= Bill Sweeting =

Australian historian and museum administrator

Alan John Sweeting, (3 November 1918 – 9 July 2016), known as Bill Sweeting, was an Australian historian and museum administrator.

==Career==
Sweeting was born in Penrith, New South Wales on 3 November 1918.

Sweeting joined the Second Australian Imperial Force (2nd AIF) on 23 July 1940 and was posted to the 2/4th Field Ambulance. He served with the medical unit in the Middle East during 1941, and returned to Australia with it February 1942. From July of that year he and the 2/4th Field Ambulance took part in the Kokoda Track campaign.

In April 1944 Sweeting was appointed confidential clerk to official historian Gavin Long. He eventually reached the rank of sergeant and, after the war had ended, he was discharged from the 2nd AIF on 12 November 1945.

After leaving the army, Sweeting continued to work for Long as a research assistant on the official history series Australia in the War of 1939–1945. He also authored three chapters in one of the volumes, covering the experiences of Australian prisoners of war held by Japan.

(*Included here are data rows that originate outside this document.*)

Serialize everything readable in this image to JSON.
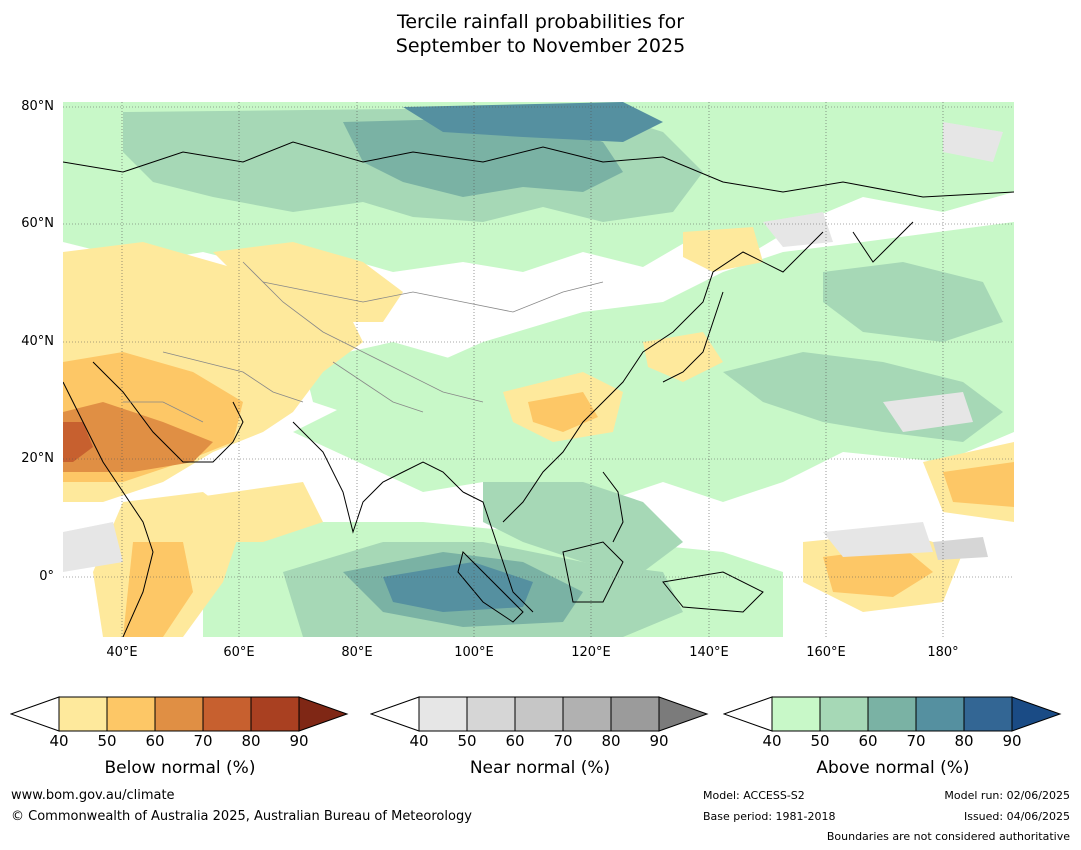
{
  "title_line1": "Tercile rainfall probabilities for",
  "title_line2": "September to November 2025",
  "map": {
    "lon_range": [
      30,
      192
    ],
    "lat_range": [
      -10,
      81
    ],
    "lat_labels": [
      "80°N",
      "60°N",
      "40°N",
      "20°N",
      "0°"
    ],
    "lon_labels": [
      "40°E",
      "60°E",
      "80°E",
      "100°E",
      "120°E",
      "140°E",
      "160°E",
      "180°"
    ],
    "colors": {
      "ocean_land_base": "#ffffff",
      "coastline": "#000000",
      "country_border": "#888888",
      "gridline": "#555555"
    }
  },
  "legends": [
    {
      "label": "Below normal (%)",
      "ticks": [
        "40",
        "50",
        "60",
        "70",
        "80",
        "90"
      ],
      "colors": [
        "#ffffff",
        "#fee99c",
        "#fdc766",
        "#e08f44",
        "#c7602f",
        "#a94021",
        "#7f2715"
      ]
    },
    {
      "label": "Near normal (%)",
      "ticks": [
        "40",
        "50",
        "60",
        "70",
        "80",
        "90"
      ],
      "colors": [
        "#ffffff",
        "#e6e6e6",
        "#d6d6d6",
        "#c6c6c6",
        "#b1b1b1",
        "#9b9b9b",
        "#7b7b7b"
      ]
    },
    {
      "label": "Above normal (%)",
      "ticks": [
        "40",
        "50",
        "60",
        "70",
        "80",
        "90"
      ],
      "colors": [
        "#ffffff",
        "#c8f8c8",
        "#a6d8b6",
        "#7ab2a4",
        "#5590a0",
        "#336694",
        "#1a4b85"
      ]
    }
  ],
  "footer": {
    "website": "www.bom.gov.au/climate",
    "copyright": "© Commonwealth of Australia 2025, Australian Bureau of Meteorology",
    "model": "Model: ACCESS-S2",
    "base_period": "Base period: 1981-2018",
    "model_run": "Model run: 02/06/2025",
    "issued": "Issued: 04/06/2025",
    "boundaries_note": "Boundaries are not considered authoritative"
  }
}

After Long retired in 1963, Sweeting became the acting editor of the official history series, and remained in this role until 1970 when the last volume was published.

In 1967 Sweeting was appointed the Assistant Director of the Australian War Memorial (AWM). Sweeting was appointed a Member of the Order of the British Empire in June 1977 for his public service. At this time he was the Public Assistant Director, Board of Trustees at the AWM. Sweeting retired from the AWM in March 1979; his final position there was Assistant Director, History and Publications.

In the mid-1980s Sweeting was a member of a Returned and Services League of Australia committee that monitored the AWM.